Ipilimumab is a fully human monoclonal antibody that binds to the inhibitory cytotoxic T-lymphocyte antigen 4 (CTLA-4) and thereby enhances antitumour immunity.¹⁸ Responses triggered by ipilimumab are not believed to be antigen specific, and instead result from prevention of the CTLA-4-mediated downregulation of T-lymphocyte activity. On the basis of results showing increased overall survival in patients with advanced melanoma in phase 3 trials, ipilimumab has been approved for the treatment of advanced melanoma in more than 40 countries at a dose of 3 mg/kg.19, 20 Notably, a proportion of patients with melanoma who received ipilimumab within the clinical development programme remained alive more than 2 years after treatment, suggesting the potential for long-term survival.21, 22, 23 Ipilimumab has side-effects that are related to its immune-based mechanism of action, but these are generally manageable using standard treatment algorithms, including proactive monitoring and early intervention with corticosteroids.

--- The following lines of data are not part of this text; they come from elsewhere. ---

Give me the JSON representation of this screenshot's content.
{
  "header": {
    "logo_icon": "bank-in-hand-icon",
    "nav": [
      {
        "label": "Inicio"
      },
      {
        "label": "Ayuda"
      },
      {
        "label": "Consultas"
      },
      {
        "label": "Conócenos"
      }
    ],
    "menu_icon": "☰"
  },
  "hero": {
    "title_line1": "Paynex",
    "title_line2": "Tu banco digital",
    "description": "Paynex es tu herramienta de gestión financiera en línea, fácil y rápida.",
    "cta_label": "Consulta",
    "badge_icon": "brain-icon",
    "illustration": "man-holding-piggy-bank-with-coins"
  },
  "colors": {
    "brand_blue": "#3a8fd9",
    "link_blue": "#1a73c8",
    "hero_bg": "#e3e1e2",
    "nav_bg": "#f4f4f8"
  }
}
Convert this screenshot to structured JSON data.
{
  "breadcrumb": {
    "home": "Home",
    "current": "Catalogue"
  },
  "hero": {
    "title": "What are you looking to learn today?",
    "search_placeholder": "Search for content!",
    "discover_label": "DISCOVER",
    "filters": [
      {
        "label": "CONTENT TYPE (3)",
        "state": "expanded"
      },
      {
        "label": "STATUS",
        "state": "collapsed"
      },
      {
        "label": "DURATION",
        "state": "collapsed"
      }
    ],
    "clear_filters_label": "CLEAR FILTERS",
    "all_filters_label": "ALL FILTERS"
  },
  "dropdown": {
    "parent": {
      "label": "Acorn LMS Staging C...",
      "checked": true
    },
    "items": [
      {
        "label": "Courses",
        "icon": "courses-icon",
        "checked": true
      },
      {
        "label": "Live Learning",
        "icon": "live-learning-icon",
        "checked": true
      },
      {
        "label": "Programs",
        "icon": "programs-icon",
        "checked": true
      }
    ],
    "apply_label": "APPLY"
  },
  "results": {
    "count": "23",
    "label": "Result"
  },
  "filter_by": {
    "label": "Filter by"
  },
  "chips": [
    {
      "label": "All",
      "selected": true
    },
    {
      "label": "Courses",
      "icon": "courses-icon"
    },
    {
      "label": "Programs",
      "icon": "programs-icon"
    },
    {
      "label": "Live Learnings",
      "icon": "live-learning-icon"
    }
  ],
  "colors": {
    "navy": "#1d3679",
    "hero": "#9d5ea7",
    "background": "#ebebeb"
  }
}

Prostate cancer was one of the first malignant diseases in which CTLA-4 blockade was tested in preclinical models.15, 24 Clinical potential for this treatment was subsequently confirmed in several studies of patients with metastatic castration-resistant prostate cancer,25, 26, 27 including a phase 1/2 dose-escalation trial of ipilimumab in chemotherapy-naive and chemotherapy-pretreated patients.²⁷ Evidence from both preclinical and clinical studies suggests that radiotherapy might activate the immune system.28, 29, 30, 31, 32 Thus, radiotherapy is a rational modality to stimulate immune priming amenable to subsequent amplification by ipilimumab. Consistent with this hypothesis, the combination of immunotherapy and radiotherapy in a transgenic mouse model that spontaneously develops prostate cancer was shown to result in antitumour T-cell activation, but only when radiotherapy was given before immunotherapy.²⁸ Although the precise mechanisms by which radiotherapy promotes immunotherapeutic responses remain unknown, radiotherapy might sensitise tumour cells to killing by antigen-specific cytotoxic T lymphocytes.²⁹ Radiotherapy also promotes the local infiltration of immune cells into the tumour,³⁰ and might trigger antitumour immune responses at locations distant from the original site of irradiation (abscopal effect).31, 32 In the clinical setting, the combination of radiotherapy and ipilimumab at 10 mg/kg is well tolerated in patients with metastatic castration-resistant prostate cancer.²⁷

On the basis of existing evidence, phase 3 trials of ipilimumab for patients with metastatic castration-resistant prostate cancer were initiated in chemotherapy-naive (ClinicalTrials.gov number NCT01057810) and post-docetaxel populations. Here, we report results from a phase 3 trial of ipilimumab after radiotherapy in patients with metastatic castration-resistant prostate cancer who progressed after docetaxel chemotherapy.